The South Korean government has announced a comprehensive plan to revitalize the mid-rate loan market for mid-credit borrowers.
This policy arrives at a critical time. With the Bank of Korea holding its benchmark interest rate at 2.50% due to persistent inflation and external uncertainties, it's difficult for borrowers to see any immediate relief from high interest rates. This is where the government's new plan comes into play, using regulatory tools to achieve what monetary policy currently cannot. The backdrop includes a few key concerns. First, household debt has been accelerating, particularly from non-bank lenders, raising questions about the quality of credit. Second, delinquency rates for credit card companies reached a 10-year high in 2025, signaling financial stress among households. The government aims to guide this demand for loans away from high-risk, high-rate products and toward a more stable, reasonably priced mid-rate market.
So, how does the plan work? It's a multi-pronged approach designed to lower costs and increase supply. First, for government-backed 'Saitdol Loans,' the guarantee insurance fees will be reduced, which could lower the final interest rate by as much as 5.2 percentage points. The program will also be expanded to include credit card and capital companies, fostering more competition. Second, for private-sector mid-rate loans, the formula used to calculate the maximum interest rate has been revised. By excluding deposit insurance premiums from the calculation, the interest rate cap itself is lowered by up to 1.25 percentage points, creating a structural incentive for lenders to offer better rates. Finally, to encourage banks to participate without breaching overall household debt caps, a significant portion of these new mid-rate loans will be excluded from their total lending calculations.
The potential impact is quite significant. Calculations suggest that these measures could collectively reduce the annual interest burden for borrowers by KRW 410 to 540 billion (approx. $300-400 million).
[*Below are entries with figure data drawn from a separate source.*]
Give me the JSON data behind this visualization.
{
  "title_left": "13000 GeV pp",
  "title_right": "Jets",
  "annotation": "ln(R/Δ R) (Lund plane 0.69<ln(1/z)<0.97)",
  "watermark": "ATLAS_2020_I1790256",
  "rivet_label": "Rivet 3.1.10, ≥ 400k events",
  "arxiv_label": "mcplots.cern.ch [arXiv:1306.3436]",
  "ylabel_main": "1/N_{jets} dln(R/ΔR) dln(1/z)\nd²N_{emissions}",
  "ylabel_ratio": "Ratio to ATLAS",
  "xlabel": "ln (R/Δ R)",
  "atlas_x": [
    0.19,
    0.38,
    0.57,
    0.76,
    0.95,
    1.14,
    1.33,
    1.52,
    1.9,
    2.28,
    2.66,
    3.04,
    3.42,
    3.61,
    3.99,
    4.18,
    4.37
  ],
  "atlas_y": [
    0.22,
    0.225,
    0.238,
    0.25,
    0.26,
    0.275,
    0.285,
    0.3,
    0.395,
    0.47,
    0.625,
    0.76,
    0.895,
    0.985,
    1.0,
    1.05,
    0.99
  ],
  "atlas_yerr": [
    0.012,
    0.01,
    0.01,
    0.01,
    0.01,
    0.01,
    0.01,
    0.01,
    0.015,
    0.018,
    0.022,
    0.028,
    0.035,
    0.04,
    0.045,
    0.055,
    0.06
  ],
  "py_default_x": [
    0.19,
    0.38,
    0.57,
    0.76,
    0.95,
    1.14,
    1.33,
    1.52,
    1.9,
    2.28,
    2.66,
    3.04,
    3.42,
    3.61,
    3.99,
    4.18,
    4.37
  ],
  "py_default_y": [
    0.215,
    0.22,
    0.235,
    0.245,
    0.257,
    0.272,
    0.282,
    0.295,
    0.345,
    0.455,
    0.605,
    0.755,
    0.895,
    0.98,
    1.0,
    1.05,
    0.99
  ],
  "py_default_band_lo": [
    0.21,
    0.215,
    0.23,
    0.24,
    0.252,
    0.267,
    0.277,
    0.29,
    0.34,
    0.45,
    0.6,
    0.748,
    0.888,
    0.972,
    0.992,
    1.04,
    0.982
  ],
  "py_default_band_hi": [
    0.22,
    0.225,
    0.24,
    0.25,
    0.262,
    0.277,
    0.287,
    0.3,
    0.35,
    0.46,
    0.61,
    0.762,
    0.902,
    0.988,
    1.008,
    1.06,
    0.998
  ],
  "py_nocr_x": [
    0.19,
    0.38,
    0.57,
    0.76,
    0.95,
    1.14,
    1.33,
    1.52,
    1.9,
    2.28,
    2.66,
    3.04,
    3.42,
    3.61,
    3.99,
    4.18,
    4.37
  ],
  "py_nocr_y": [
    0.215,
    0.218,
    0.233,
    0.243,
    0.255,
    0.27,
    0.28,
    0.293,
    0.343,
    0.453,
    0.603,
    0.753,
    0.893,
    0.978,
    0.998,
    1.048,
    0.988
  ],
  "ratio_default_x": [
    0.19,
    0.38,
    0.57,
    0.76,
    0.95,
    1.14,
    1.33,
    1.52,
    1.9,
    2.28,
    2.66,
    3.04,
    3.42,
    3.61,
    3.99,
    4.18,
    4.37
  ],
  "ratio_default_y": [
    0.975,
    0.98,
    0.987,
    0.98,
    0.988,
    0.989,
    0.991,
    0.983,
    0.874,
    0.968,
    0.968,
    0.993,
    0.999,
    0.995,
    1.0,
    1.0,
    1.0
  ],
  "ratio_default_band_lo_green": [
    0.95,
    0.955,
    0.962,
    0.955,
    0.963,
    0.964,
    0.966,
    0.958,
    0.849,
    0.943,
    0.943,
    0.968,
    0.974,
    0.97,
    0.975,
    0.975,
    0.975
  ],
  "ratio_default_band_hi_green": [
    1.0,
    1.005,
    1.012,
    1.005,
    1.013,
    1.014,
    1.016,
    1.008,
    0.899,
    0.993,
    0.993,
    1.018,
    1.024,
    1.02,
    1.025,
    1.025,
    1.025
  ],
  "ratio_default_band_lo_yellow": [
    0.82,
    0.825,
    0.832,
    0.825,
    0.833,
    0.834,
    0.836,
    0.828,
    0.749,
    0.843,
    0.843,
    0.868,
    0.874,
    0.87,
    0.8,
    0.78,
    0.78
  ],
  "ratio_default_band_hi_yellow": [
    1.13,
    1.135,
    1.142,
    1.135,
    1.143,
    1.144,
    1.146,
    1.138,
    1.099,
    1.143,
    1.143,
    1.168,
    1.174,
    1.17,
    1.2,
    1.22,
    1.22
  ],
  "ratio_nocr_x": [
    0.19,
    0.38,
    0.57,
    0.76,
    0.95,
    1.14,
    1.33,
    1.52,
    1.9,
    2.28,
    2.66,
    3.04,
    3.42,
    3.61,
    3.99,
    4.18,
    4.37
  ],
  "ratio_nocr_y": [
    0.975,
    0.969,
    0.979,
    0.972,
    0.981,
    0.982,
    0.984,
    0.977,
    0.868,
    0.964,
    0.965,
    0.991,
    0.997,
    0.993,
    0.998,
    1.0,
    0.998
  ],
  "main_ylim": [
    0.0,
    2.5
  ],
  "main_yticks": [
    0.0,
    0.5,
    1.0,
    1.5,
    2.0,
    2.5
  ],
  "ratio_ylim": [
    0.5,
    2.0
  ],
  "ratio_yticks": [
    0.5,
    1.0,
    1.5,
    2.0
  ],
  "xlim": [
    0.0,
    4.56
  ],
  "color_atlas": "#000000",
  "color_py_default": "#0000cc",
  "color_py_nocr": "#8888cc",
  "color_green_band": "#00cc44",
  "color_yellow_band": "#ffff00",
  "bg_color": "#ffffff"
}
To put it in perspective, a small business owner taking out a new KRW 30 million Saitdol loan could see their interest rate drop from 15% to 9.8%. This would reduce their monthly payment by about KRW 79,000 and save them around KRW 4.75 million in total interest over five years. This policy is essentially a 'pinpoint' adjustment, carefully balancing the need to support vulnerable borrowers with the broader goal of maintaining financial stability.
- Glossary
- Saitdol Loan: A government-backed loan product designed to provide financing to individuals with medium to low credit scores who struggle to get loans from traditional banks.
- Mid-credit borrowers: Individuals who are not in the top-tier credit rating group but are also not considered subprime. They often face a 'lending cliff' with limited access to affordable loans.
- Macroprudential Policy: Financial regulations aimed at reducing the risk of instability in the financial system as a whole, such as caps on total household lending.